Biggle was silent. Getting up to speed means acceleration, and a rocket has to accelerate to get to nearly the speed of light. His eyes widened without him even realizing it, and Millie went in for the kill. “So you see, professor, the astronauts on the ship with their clock have to accelerate to get up to speed, so they feel that acceleration as they do it. Sure, the astronauts don’t need to feel the acceleration to find out their clock is running slower – they are moving fast, so space is contracted and the distance to their final destination is shortened. Sure, they travel a shorter distance than people on earth think it is, and thus when they do their round trip they do it in less time than people on earth think it takes. But you seem like a man who likes to feel and taste things, so let’s face it: there is no paradox, because the people on the ship know that they have been moving – they had to accelerate, and that gave it all away. The paradox is no more.”

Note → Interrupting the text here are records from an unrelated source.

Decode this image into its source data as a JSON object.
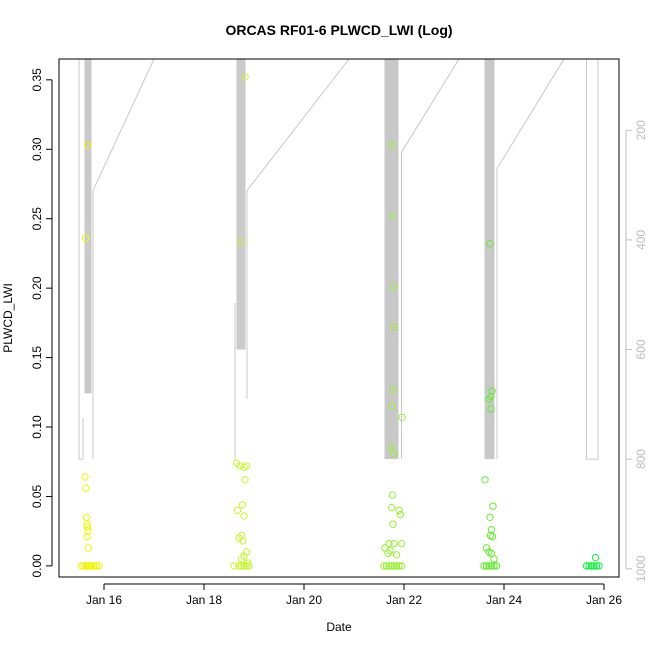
{
  "chart_data": {
    "type": "scatter",
    "title": "ORCAS RF01-6 PLWCD_LWI (Log)",
    "xlabel": "Date",
    "ylabel": "PLWCD_LWI",
    "x_ticks": [
      "Jan 16",
      "Jan 18",
      "Jan 20",
      "Jan 22",
      "Jan 24",
      "Jan 26"
    ],
    "x_tick_days": [
      16,
      18,
      20,
      22,
      24,
      26
    ],
    "xlim": [
      15.1,
      26.3
    ],
    "ylim": [
      -0.008,
      0.365
    ],
    "y_ticks": [
      0.0,
      0.05,
      0.1,
      0.15,
      0.2,
      0.25,
      0.3,
      0.35
    ],
    "y_tick_labels": [
      "0.00",
      "0.05",
      "0.10",
      "0.15",
      "0.20",
      "0.25",
      "0.30",
      "0.35"
    ],
    "y2_ticks": [
      200,
      400,
      600,
      800,
      1000
    ],
    "y2_lim": [
      1015,
      70
    ],
    "grid": false,
    "legend": "none",
    "colors": {
      "flight1": "#f2f500",
      "flight2": "#c8f530",
      "flight3": "#96f030",
      "flight4": "#64ec30",
      "flight5": "#10f040",
      "pressure_trace": "#c8c8c8"
    },
    "series": [
      {
        "color_key": "flight1",
        "x": [
          15.55,
          15.6,
          15.65,
          15.68,
          15.7,
          15.72,
          15.75,
          15.8,
          15.85,
          15.9,
          15.62,
          15.64,
          15.65,
          15.66,
          15.67,
          15.68,
          15.66,
          15.69,
          15.67,
          15.63
        ],
        "y": [
          0,
          0,
          0,
          0,
          0,
          0,
          0,
          0,
          0,
          0,
          0.064,
          0.056,
          0.035,
          0.03,
          0.028,
          0.025,
          0.021,
          0.013,
          0.303,
          0.236
        ]
      },
      {
        "color_key": "flight2",
        "x": [
          18.6,
          18.7,
          18.75,
          18.8,
          18.85,
          18.9,
          18.65,
          18.72,
          18.8,
          18.85,
          18.67,
          18.77,
          18.82,
          18.8,
          18.7,
          18.75,
          18.78,
          18.85,
          18.8,
          18.75,
          18.88,
          18.74,
          18.82
        ],
        "y": [
          0,
          0,
          0,
          0,
          0,
          0,
          0.074,
          0.072,
          0.071,
          0.072,
          0.04,
          0.044,
          0.062,
          0.036,
          0.02,
          0.022,
          0.018,
          0.01,
          0.007,
          0.005,
          0.002,
          0.233,
          0.352
        ]
      },
      {
        "color_key": "flight3",
        "x": [
          21.6,
          21.65,
          21.7,
          21.75,
          21.8,
          21.85,
          21.9,
          21.95,
          21.75,
          21.77,
          21.79,
          21.8,
          21.78,
          21.76,
          21.74,
          21.79,
          21.77,
          21.75,
          21.78,
          21.96,
          21.93,
          21.8,
          21.7,
          21.72,
          21.68,
          21.9,
          21.95,
          21.62,
          21.85
        ],
        "y": [
          0,
          0,
          0,
          0,
          0,
          0,
          0,
          0,
          0.303,
          0.252,
          0.201,
          0.172,
          0.127,
          0.115,
          0.086,
          0.081,
          0.051,
          0.042,
          0.03,
          0.107,
          0.037,
          0.016,
          0.016,
          0.011,
          0.009,
          0.04,
          0.016,
          0.013,
          0.008
        ]
      },
      {
        "color_key": "flight4",
        "x": [
          23.6,
          23.65,
          23.7,
          23.75,
          23.8,
          23.85,
          23.62,
          23.72,
          23.76,
          23.74,
          23.7,
          23.74,
          23.78,
          23.72,
          23.75,
          23.73,
          23.77,
          23.7,
          23.75,
          23.8,
          23.65
        ],
        "y": [
          0,
          0,
          0,
          0,
          0,
          0,
          0.062,
          0.232,
          0.126,
          0.122,
          0.12,
          0.113,
          0.043,
          0.035,
          0.026,
          0.022,
          0.021,
          0.01,
          0.009,
          0.005,
          0.013
        ]
      },
      {
        "color_key": "flight5",
        "x": [
          25.65,
          25.7,
          25.75,
          25.8,
          25.85,
          25.9,
          25.83
        ],
        "y": [
          0,
          0,
          0,
          0,
          0,
          0,
          0.006
        ]
      }
    ]
  }
}
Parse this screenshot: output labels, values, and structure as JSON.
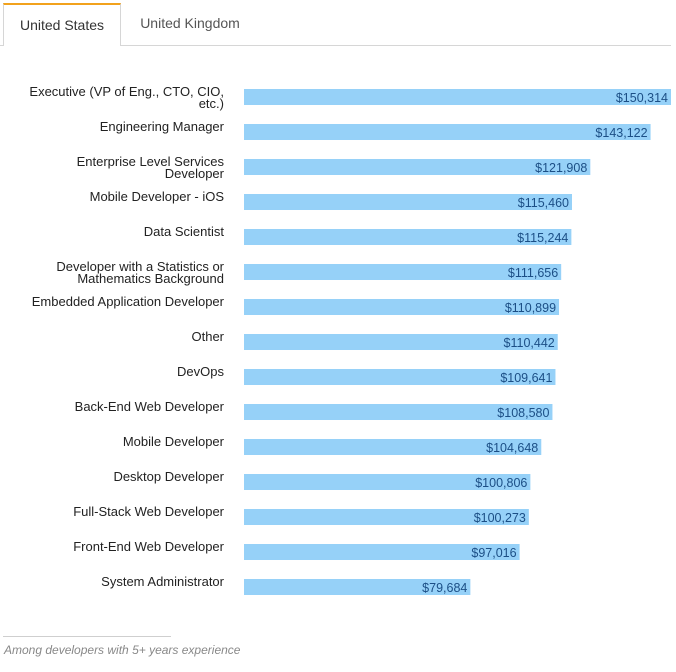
{
  "tabs": [
    {
      "label": "United States",
      "active": true
    },
    {
      "label": "United Kingdom",
      "active": false
    }
  ],
  "footnote": "Among developers with 5+ years experience",
  "colors": {
    "bar": "#96d1f8",
    "accent": "#f2a21c",
    "value_text": "#1c4f86"
  },
  "chart_data": {
    "type": "bar",
    "orientation": "horizontal",
    "categories": [
      "Executive (VP of Eng., CTO, CIO, etc.)",
      "Engineering Manager",
      "Enterprise Level Services Developer",
      "Mobile Developer - iOS",
      "Data Scientist",
      "Developer with a Statistics or Mathematics Background",
      "Embedded Application Developer",
      "Other",
      "DevOps",
      "Back-End Web Developer",
      "Mobile Developer",
      "Desktop Developer",
      "Full-Stack Web Developer",
      "Front-End Web Developer",
      "System Administrator"
    ],
    "values": [
      150314,
      143122,
      121908,
      115460,
      115244,
      111656,
      110899,
      110442,
      109641,
      108580,
      104648,
      100806,
      100273,
      97016,
      79684
    ],
    "value_labels": [
      "$150,314",
      "$143,122",
      "$121,908",
      "$115,460",
      "$115,244",
      "$111,656",
      "$110,899",
      "$110,442",
      "$109,641",
      "$108,580",
      "$104,648",
      "$100,806",
      "$100,273",
      "$97,016",
      "$79,684"
    ],
    "title": "",
    "xlabel": "",
    "ylabel": "",
    "xlim": [
      0,
      150314
    ],
    "grid": false
  }
}
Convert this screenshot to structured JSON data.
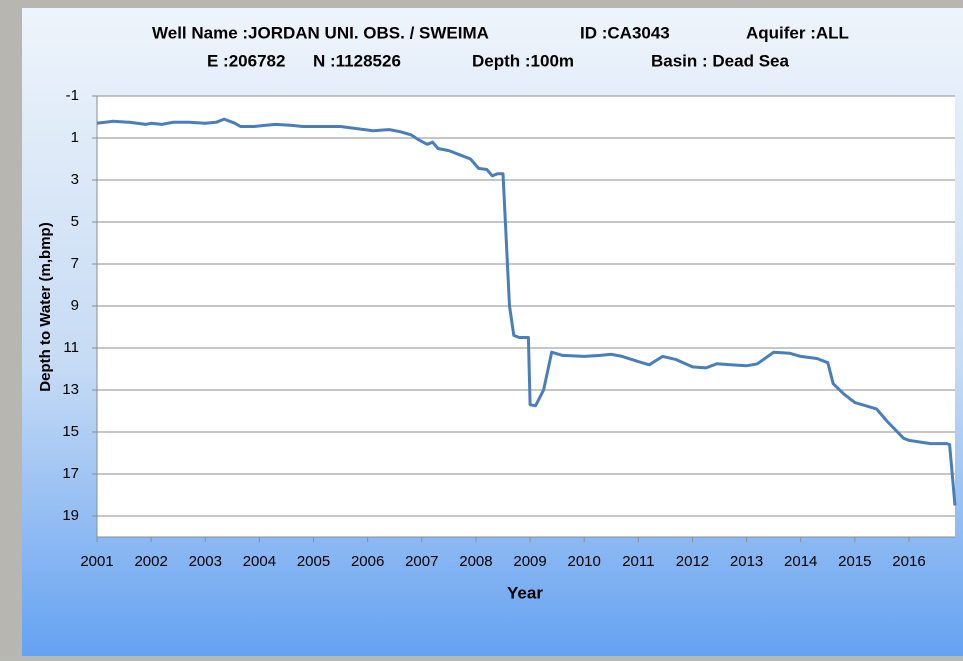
{
  "chart_data": {
    "type": "line",
    "title_lines": [
      [
        "Well Name :JORDAN UNI. OBS. / SWEIMA",
        "ID :CA3043",
        "Aquifer :ALL"
      ],
      [
        "E :206782",
        "N :1128526",
        "Depth :100m",
        "Basin : Dead Sea"
      ]
    ],
    "x_label": "Year",
    "y_label": "Depth to Water (m,bmp)",
    "x": [
      2001.0,
      2001.3,
      2001.6,
      2001.9,
      2002.0,
      2002.2,
      2002.4,
      2002.7,
      2003.0,
      2003.2,
      2003.35,
      2003.55,
      2003.65,
      2003.9,
      2004.1,
      2004.3,
      2004.6,
      2004.8,
      2005.2,
      2005.5,
      2005.8,
      2006.1,
      2006.4,
      2006.6,
      2006.8,
      2006.95,
      2007.1,
      2007.2,
      2007.3,
      2007.5,
      2007.7,
      2007.9,
      2008.05,
      2008.2,
      2008.3,
      2008.4,
      2008.5,
      2008.62,
      2008.7,
      2008.8,
      2008.97,
      2009.0,
      2009.1,
      2009.25,
      2009.4,
      2009.6,
      2010.0,
      2010.3,
      2010.5,
      2010.7,
      2011.0,
      2011.2,
      2011.45,
      2011.7,
      2012.0,
      2012.25,
      2012.45,
      2012.7,
      2013.0,
      2013.2,
      2013.5,
      2013.8,
      2014.0,
      2014.3,
      2014.5,
      2014.6,
      2014.8,
      2015.0,
      2015.4,
      2015.6,
      2015.9,
      2016.0,
      2016.4,
      2016.7,
      2016.75,
      2016.85
    ],
    "series": [
      {
        "name": "Depth to Water",
        "color": "#4a7ebb",
        "values": [
          0.3,
          0.2,
          0.25,
          0.35,
          0.3,
          0.35,
          0.25,
          0.25,
          0.3,
          0.25,
          0.1,
          0.3,
          0.45,
          0.45,
          0.4,
          0.35,
          0.4,
          0.45,
          0.45,
          0.45,
          0.55,
          0.65,
          0.6,
          0.7,
          0.85,
          1.1,
          1.3,
          1.2,
          1.5,
          1.6,
          1.8,
          2.0,
          2.45,
          2.5,
          2.8,
          2.7,
          2.7,
          9.0,
          10.4,
          10.5,
          10.5,
          13.7,
          13.75,
          13.0,
          11.2,
          11.35,
          11.4,
          11.35,
          11.3,
          11.4,
          11.65,
          11.8,
          11.4,
          11.55,
          11.9,
          11.95,
          11.75,
          11.8,
          11.85,
          11.75,
          11.2,
          11.25,
          11.4,
          11.5,
          11.7,
          12.7,
          13.2,
          13.6,
          13.9,
          14.5,
          15.3,
          15.4,
          15.55,
          15.55,
          15.6,
          18.5
        ]
      }
    ],
    "xlim": [
      2001,
      2016.85
    ],
    "xticks": [
      2001,
      2002,
      2003,
      2004,
      2005,
      2006,
      2007,
      2008,
      2009,
      2010,
      2011,
      2012,
      2013,
      2014,
      2015,
      2016
    ],
    "ylim": [
      -1,
      20
    ],
    "yticks": [
      -1,
      1,
      3,
      5,
      7,
      9,
      11,
      13,
      15,
      17,
      19
    ],
    "y_inverted": true,
    "grid": true
  }
}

Biggle was silent and pale. Once, when he was a child sitting on an Amtrak in Penn Station, he had looked out a window at the neighboring train. He hadn’t felt his own train begin its gentle acceleration, it was so subtle and so slight. He was convinced the train next to them was moving backward, until suddenly the end of that train disappeared behind them and he could see the switch yard landscape in motion. A wave of nausea had overtaken him, his vision blurred, his brain scrambled to reconfigure to the reality of the situation. The train suddenly jerked and pulled him against the seat, as if to convince him he had been moving the whole time. He hadn’t thought about that moment in a very long time, lost in the span of so many other moments.
Millie was silent now, her eyes closed again. Biggle remained silent. He felt that moment again, that moment of realizing it was he that was moving and not the next train – nauseous, brain a bit scrambled as if a film over reality peeled away. In that old reality, gone only moments, he had blathered like a fool on a zealous TV program and railed against modern science. Now he saw that once, when he was child, the universe had tried to speak to him on that train, and he had not listened.